Constance starts with quite the kick and Matthew Fitzsimmons drops more bombshells in the first half than D-Day at Normandy. Once that initial jumping and jiving runs it course, the story falls into genre routine. Convenience plays its hand too many times and even some of the smaller questions have all-too blatant answers.
What makes Constance a good read are witnessing the organic revelations Fitzsimmons provides as he builds this world. The sci-fi is maintained at pedestrian levels. Believable tech in a believable world where global warming is at an all-time high and scientists still take a backseat to social media rhetoric. Yes, Fox News still exists in this dark future. The cloning MacGuffin itself is far from Star Wars troopers or the artificial replicants of Blade Runner. Cloning in Constance is essentially a one-shot chance at the continuation of life where all of one’s memories and self is downloaded into a grown copy of the original’s body. And all this happens specifically at the time of death. This is not sleeve-hopping ala Altered Carbon. Within, Fitzsimmons contests on the political ramifications of such available tech with debates that make Zuckerberg’s public castration look like a red carpet dance.
Constance dips once that accelerator has been released. The cannot-catch-your-breath thrill ride downgrades into a British cozy mystery without the tea and scones.
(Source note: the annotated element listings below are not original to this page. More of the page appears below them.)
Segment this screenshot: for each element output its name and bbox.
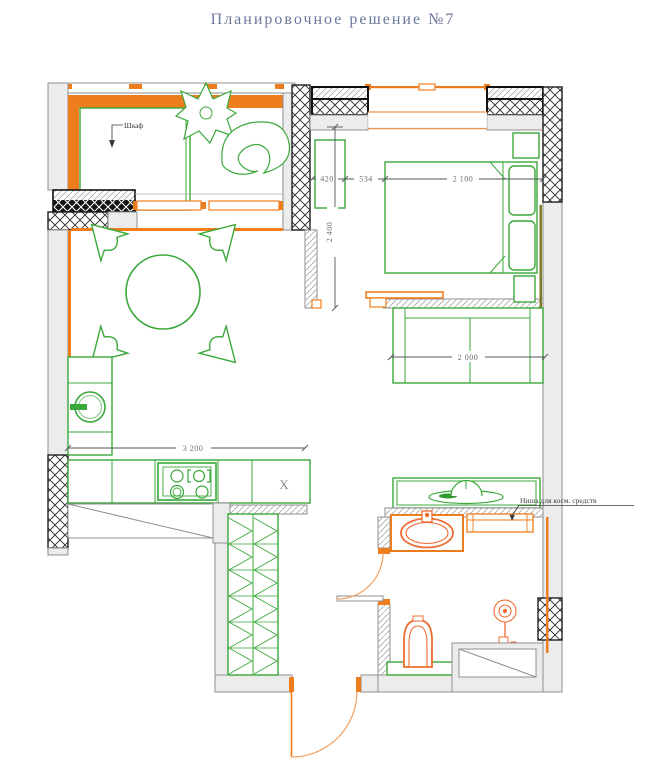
right-wall	[538, 87, 562, 692]
stove	[158, 463, 216, 500]
bedroom-window	[310, 84, 543, 130]
dim-534: 534	[359, 175, 373, 184]
cosmetics-niche	[467, 514, 533, 532]
toilet	[404, 616, 432, 667]
vent-shaft	[452, 643, 543, 692]
nightstand	[514, 276, 535, 302]
dining-set	[78, 211, 249, 376]
bedroom-furniture	[315, 133, 542, 308]
dim-420: 420	[320, 175, 334, 184]
dim-2000: 2 000	[458, 353, 479, 362]
floor-plan-canvas: Планировочное решение №7	[0, 0, 667, 770]
dining-table	[126, 255, 200, 329]
chair	[199, 211, 249, 261]
hall-cabinet	[228, 514, 278, 675]
bathroom	[337, 508, 549, 692]
page-title: Планировочное решение №7	[211, 11, 456, 28]
insulation-band	[68, 95, 295, 108]
pillow	[509, 221, 535, 270]
dim-2400: 2 400	[325, 222, 334, 243]
niche-label: Ниша для косм. средств	[520, 496, 597, 505]
chair	[199, 326, 249, 376]
faucet-icon	[70, 404, 87, 410]
nightstand	[513, 133, 539, 158]
pillow	[509, 166, 535, 215]
kitchen: X	[68, 357, 310, 503]
bathroom-sink	[391, 511, 463, 551]
bathroom-door	[337, 553, 383, 601]
wardrobe-2000	[393, 308, 543, 383]
wardrobe-room	[393, 308, 543, 383]
wardrobe-label: Шкаф	[124, 121, 143, 130]
floor-plan-page: Планировочное решение №7	[0, 0, 667, 770]
leaf-icon	[222, 122, 290, 174]
dressing-table	[393, 478, 540, 508]
entry-door	[289, 677, 361, 757]
dim-3200: 3 200	[183, 444, 204, 453]
x-mark: X	[279, 477, 289, 492]
dim-2100: 2 100	[453, 175, 474, 184]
Constance reads like a six-part Netflix series when it should be a two-hour Doug Liman movie.
Constance is a six-part Netflix series when it should be a two-hour Doug Liman movie.
Fitzsimmons is a writer who gets better with each progression. The middle books of his Gibson Vaughn series can keep pace with the best out there. Maybe Constance simply needs to age. And perhaps not in a birthing matrix.